When I arrived, I was awe-struck by what a peaceful and tranquil place groves (and forests) of redwoods are. I eventually learned I was hearing the presence of tannins — or more accurately the by-product of tannins. I normally think of tannins as a critical component of the fuming process; but now I will also remember them as the genisus of the peaceful, quiet environment that exists in redwood forests. Redwoods contain a significant amount of tannins, much higher levels than the typical white oak tree both in density, and quantity — because they are much larger trees. It is one of the reasons why they live so long–the high levels of tannins provide a barrier that prevents infestation from termites and other harmful insects.

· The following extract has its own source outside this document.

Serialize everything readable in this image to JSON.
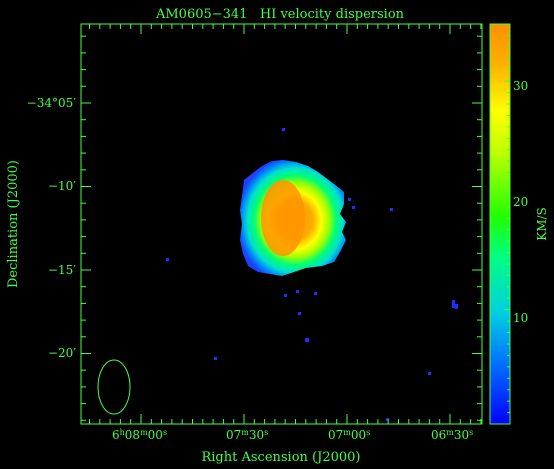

The absence of bugs renders the redwood forest a less than ideal place for birds to live, and hence creates a quite, peaceful atmosphere. But it is what you hear in the absence of wildlife that made it truly inspiring to me.
When a subtle breeze winds its way through these groves, these gentle giants come to life, swaying and sometimes rubbing against one another. And that is when you hear the unmistakable sound of creaking wood. Not the BANG or CRACK we hear in the shop when a processed and dried board moves, but the subtle creaking of really big, really old, really ALIVE wood. It, is a very cool sound.